The boundary of the internal hole is given by $r = a + b\cos(4α)$ where $a > b >0$. The external boundary of the propeller is given by $r = c + d\cos(3α)$ where $c - d > a + b$ and $d > 0$.
1/Calculate the total area of the propeller as shown by the shaded region
2/calculate the average temperature of the propeller, given by $T (r, α) = C/r$, where $C$ is a constant.

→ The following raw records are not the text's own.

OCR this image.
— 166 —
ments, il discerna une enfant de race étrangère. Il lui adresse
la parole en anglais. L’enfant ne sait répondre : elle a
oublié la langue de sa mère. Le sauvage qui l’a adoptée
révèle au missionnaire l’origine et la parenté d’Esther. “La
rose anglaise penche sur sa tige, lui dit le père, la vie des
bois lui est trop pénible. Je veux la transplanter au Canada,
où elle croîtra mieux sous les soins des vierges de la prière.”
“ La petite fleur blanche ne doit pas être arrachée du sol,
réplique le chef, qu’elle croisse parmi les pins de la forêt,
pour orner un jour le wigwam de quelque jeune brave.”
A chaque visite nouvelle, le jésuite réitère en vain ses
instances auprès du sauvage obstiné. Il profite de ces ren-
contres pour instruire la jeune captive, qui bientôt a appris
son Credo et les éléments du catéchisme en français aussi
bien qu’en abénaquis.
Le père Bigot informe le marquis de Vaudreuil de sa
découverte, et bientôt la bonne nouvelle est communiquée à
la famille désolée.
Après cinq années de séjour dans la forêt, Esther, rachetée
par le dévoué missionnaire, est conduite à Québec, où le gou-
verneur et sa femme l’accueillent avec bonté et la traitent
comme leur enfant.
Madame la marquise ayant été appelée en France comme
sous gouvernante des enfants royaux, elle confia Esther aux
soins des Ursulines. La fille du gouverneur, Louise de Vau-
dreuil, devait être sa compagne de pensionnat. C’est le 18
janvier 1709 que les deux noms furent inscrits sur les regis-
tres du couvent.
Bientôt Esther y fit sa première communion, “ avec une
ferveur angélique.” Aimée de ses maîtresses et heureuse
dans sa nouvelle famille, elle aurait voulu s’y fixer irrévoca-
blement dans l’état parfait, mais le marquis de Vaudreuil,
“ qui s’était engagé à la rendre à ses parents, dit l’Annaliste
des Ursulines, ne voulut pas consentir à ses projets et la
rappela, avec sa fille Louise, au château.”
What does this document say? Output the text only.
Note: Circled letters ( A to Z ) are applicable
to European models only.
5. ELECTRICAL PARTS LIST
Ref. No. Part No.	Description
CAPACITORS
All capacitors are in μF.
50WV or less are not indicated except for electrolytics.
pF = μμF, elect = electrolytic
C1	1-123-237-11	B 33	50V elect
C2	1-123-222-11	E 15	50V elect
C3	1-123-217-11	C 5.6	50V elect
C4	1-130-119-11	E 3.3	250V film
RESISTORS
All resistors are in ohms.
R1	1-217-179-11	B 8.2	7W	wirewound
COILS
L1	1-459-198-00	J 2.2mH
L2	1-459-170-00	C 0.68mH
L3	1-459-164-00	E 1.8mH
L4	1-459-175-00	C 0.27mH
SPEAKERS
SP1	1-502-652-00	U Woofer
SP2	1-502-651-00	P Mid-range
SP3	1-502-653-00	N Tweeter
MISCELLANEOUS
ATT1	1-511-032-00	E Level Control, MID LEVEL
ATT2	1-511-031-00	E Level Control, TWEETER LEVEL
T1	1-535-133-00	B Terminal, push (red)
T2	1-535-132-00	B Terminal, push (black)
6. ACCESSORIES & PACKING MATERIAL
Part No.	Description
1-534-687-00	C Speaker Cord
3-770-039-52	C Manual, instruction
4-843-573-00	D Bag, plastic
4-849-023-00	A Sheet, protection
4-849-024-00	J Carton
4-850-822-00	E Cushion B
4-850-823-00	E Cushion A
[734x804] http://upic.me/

3/Evaluate the average temperature numerically for a=3, b=1, c=12, d=5 and C=250 where distance is in cm and temperature is Celsius
I got an idea but don't know if it's right and when I ask my friend none of them know how to :( Are you suppose to integrate $r = c + d\cos(3α)$ then minus the hole $r = a + b\cos(4α)$ ?
$${1\over2}\int_0^{2\pi}\int_0^{p+q\cos(n\phi)} r^2\>dr\ d\phi\>,\qquad {1\over2}\int_0^{2\pi}\int_0^{p+q\cos(n\phi)}{C\over r}\> r^2\>dr\ d\phi\ .$$ since the area of the propeller in polar coordinate is: $${\rm d(area)}={1\over2} r^2{\rm d}(r,\phi)\ .$$
If someone help me solve it, it would make my day because I have no idea how to do it! :( I'll thank you if you could solve it! Pretty please.
Hints: Your strategy of subtracting areas is correct. However, it makes the calculation formally simpler to use $$ \int_{0}^{2\pi} \int_{r_{1}(\phi)}^{r_{2}(\phi)} r\, dr\, d\phi = \frac{1}{2} \int_{0}^{2\pi} \bigl(r_{2}(\phi)^{2} - r_{1}(\phi)^{2}\bigr)\, d\phi $$ instead of subtracting integrals. (You have an extra factor of $r$ in your integrands.)
Your set-up for the average temperature is on the right track (loosely, your integral represents "the total temperature" once you remove the extra factor of $r$), but you need to divide by the area to get the average temperature.